Le médecin-malade - qui est non seulement une expérience de vie intime mais aussi une double relation (patient avec ses soignants mais aussi médecin avec ses patients – voir triple si l’on considère sa relation aux proches) - laisse entrevoir une réflexion éthique et politique. Si nous portons au médecin-malade un intérêt éthique mais aussi anthropologique et politique, c’est par le renversement qu’il produit, non seulement de par son inversion (sens, statut, position) mais aussi par la « conversion politique » qu’il engendre. Ce moment du « médecin-malade » permet de dévoiler où en est en la relation de soin et plus généralement les relations particulières entre les hommes. Tout se passe comme si le médecin-malade s’emparait de cet espace conflictuel, de ce trait d’union pour créer un mouvement, un agir autre.
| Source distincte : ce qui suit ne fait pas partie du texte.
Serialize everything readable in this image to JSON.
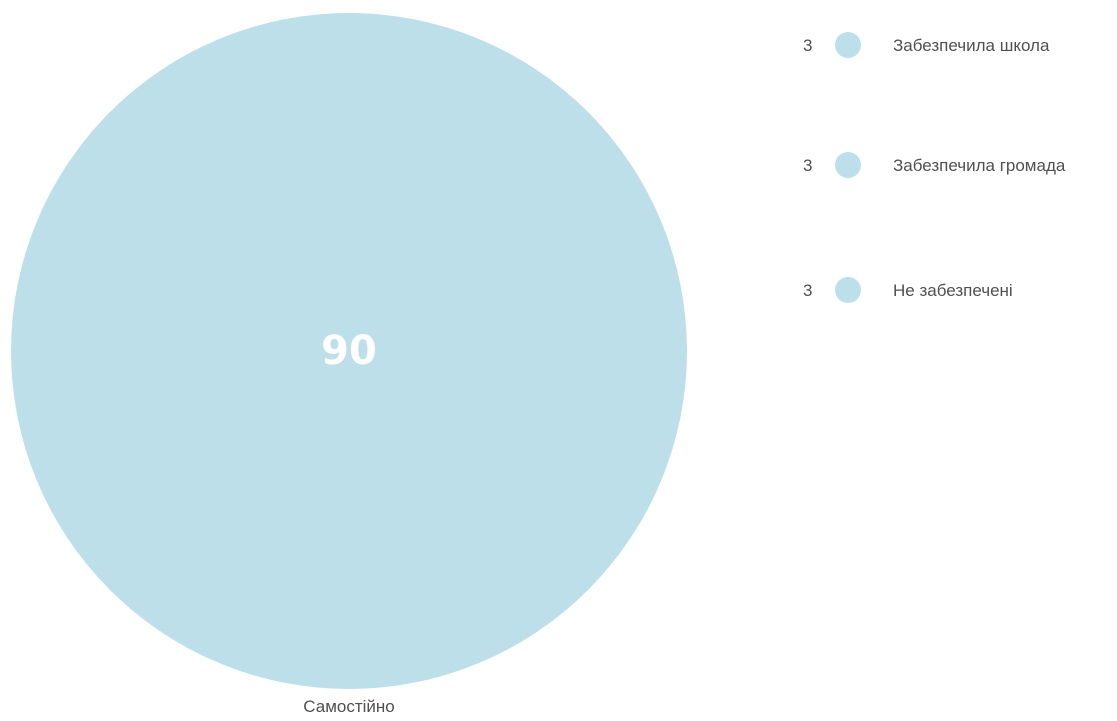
{
  "chart_data": {
    "type": "pie",
    "categories": [
      "Самостійно",
      "Забезпечила школа",
      "Забезпечила громада",
      "Не забезпечені"
    ],
    "values": [
      90,
      3,
      3,
      3
    ],
    "colors": {
      "circle": "#bddfea",
      "legend_dot": "#bddfea",
      "center_text": "#ffffff",
      "text": "#505050"
    }
  },
  "main": {
    "label": "Самостійно",
    "value": "90"
  },
  "legend": {
    "items": [
      {
        "value": "3",
        "label": "Забезпечила школа"
      },
      {
        "value": "3",
        "label": "Забезпечила громада"
      },
      {
        "value": "3",
        "label": "Не забезпечені"
      }
    ]
  }
}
La relation de soin, qui est à la fois relation professionnelle et pédagogique, institutionnelle et sociale, civique, éthique et politique se loge à la frontière entre relation intime et publique. Médecin-malade permet à la fois de penser la relation soignant-soigné mais plus largement la relation d’enseignement et de soin, en tant qu’elle est une relation éthique (responsabilité et réciprocité) mais aussi proprement politique en ce qu’il laisse émerger de par cette « voix différente » un ensemble de conflits et de contradictions, de perceptions et de contre perceptions et en stimulant ainsi un agir politique (entre création et transmission).